I finally sat down and outlined the chapters for Mercy’s book this week, and made a rather unpleasant discovery. The characters are full, real people and the first half of the story is completely clear in my head. But the ending? I know what the final goal is but, whilst outlining, the way to get there ended up being ‘drive to Place A and fix problem’. Less than gripping.
The characters for this story basically have taken up the mental spotlight to the extent that the story itself isn’t clear. Now, characters should be the most important part but – as with everything in writing, it seems – there has to be a balance and, oddly enough, plot’s fairly critical too. This may sound bizarre but it’s actually a very long time since I figured out a plot from beginning to end.

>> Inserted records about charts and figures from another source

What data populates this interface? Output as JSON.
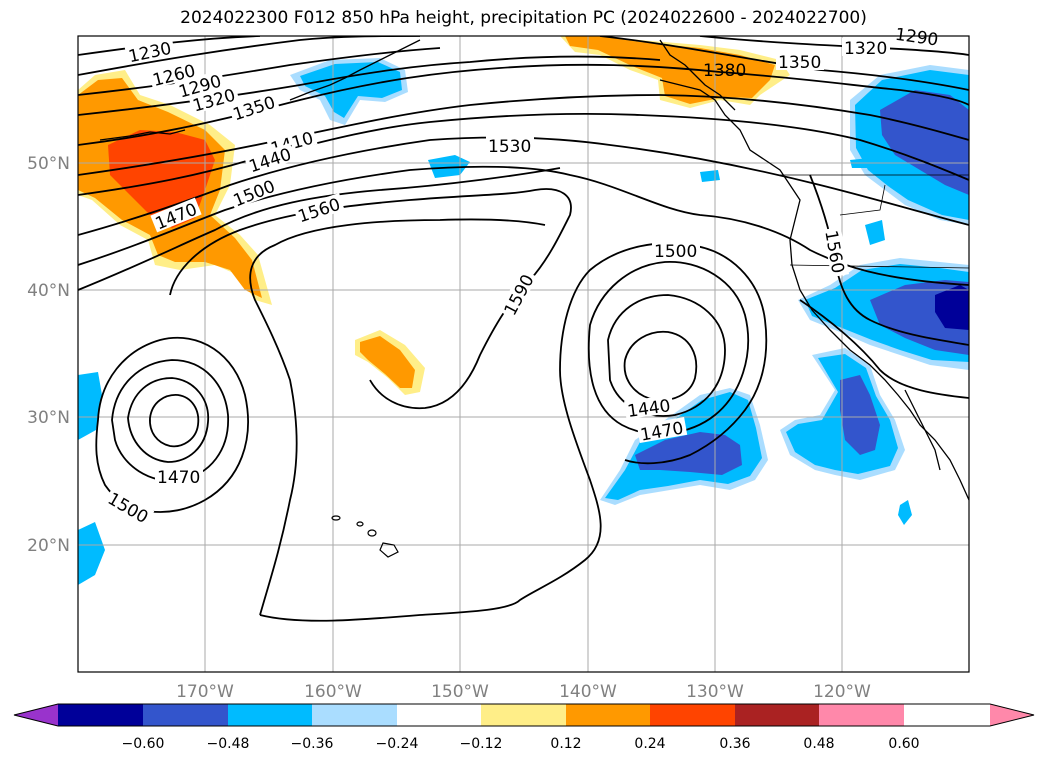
{
  "title": "2024022300 F012 850 hPa height, precipitation PC (2024022600 - 2024022700)",
  "lat_labels": [
    "50°N",
    "40°N",
    "30°N",
    "20°N"
  ],
  "lon_labels": [
    "170°W",
    "160°W",
    "150°W",
    "140°W",
    "130°W",
    "120°W"
  ],
  "contour_labels": [
    "1230",
    "1260",
    "1290",
    "1320",
    "1350",
    "1410",
    "1440",
    "1500",
    "1470",
    "1560",
    "1530",
    "1590",
    "1500",
    "1440",
    "1470",
    "1470",
    "1500",
    "1380",
    "1350",
    "1320",
    "1290",
    "1560"
  ],
  "colorbar": {
    "ticks": [
      "−0.60",
      "−0.48",
      "−0.36",
      "−0.24",
      "−0.12",
      "0.12",
      "0.24",
      "0.36",
      "0.48",
      "0.60"
    ],
    "colors": [
      "#9933cc",
      "#000099",
      "#3355cc",
      "#00bbff",
      "#aaddff",
      "#ffffff",
      "#ffee88",
      "#ff9900",
      "#ff4400",
      "#aa2222",
      "#ff88aa"
    ]
  },
  "palette": {
    "neg_light": "#aaddff",
    "neg_mid": "#00bbff",
    "neg_strong": "#3355cc",
    "neg_max": "#000099",
    "pos_light": "#ffee88",
    "pos_mid": "#ff9900",
    "pos_strong": "#ff4400"
  }
}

Spiritus‘ plot was clearly outlined as far back as 2010, and the plot for the short story Regulus is…well, not overly complex because a short story doesn’t have space.
One trick that I’ve used in the past for figuring out the turn of events is roleplay. I’m an avid roleplayer, both LARP and tabletop, not least because it’s a very social way of storytelling and brings multiple perspectives to the tale. More than once, I’ve arranged a short tabletop game, given my players the starting scenario that matches a story I’m working on, and made notes on how they resolved it. The bonus is that they come up with ideas I would never have thought of, whilst fleshing out the world and characters at the same time. Invaluable.
Another frequent technique is to bounce ideas off people. Mainly the raptor, to be honest, because A) he has to put up with it as part of the relationship deal and B) he’s really good at coming up with different angles. This is also a brilliant way to generate details of background culture and world building. Getting another perspective adds a dimension which you couldn’t generate on your own.
Finally, go for a walk. Seriously, it’s amazing what falls out when you’re wandering along muttering to yourself. I took up jogging in January in the hopes that would have the same effect, but mainly I find myself concentrating on not stopping so that’s been less successful. But on my way to the shops yesterday, I realised that getting Mercy arrested gives the pre-ending a great roadbump, creates the plot that I was missing and gives the characters an opportunity to face up to various types of conflict all in one neat package.
I’m interested to know, though, what works for other people. What are your techniques for resolving a plot problem?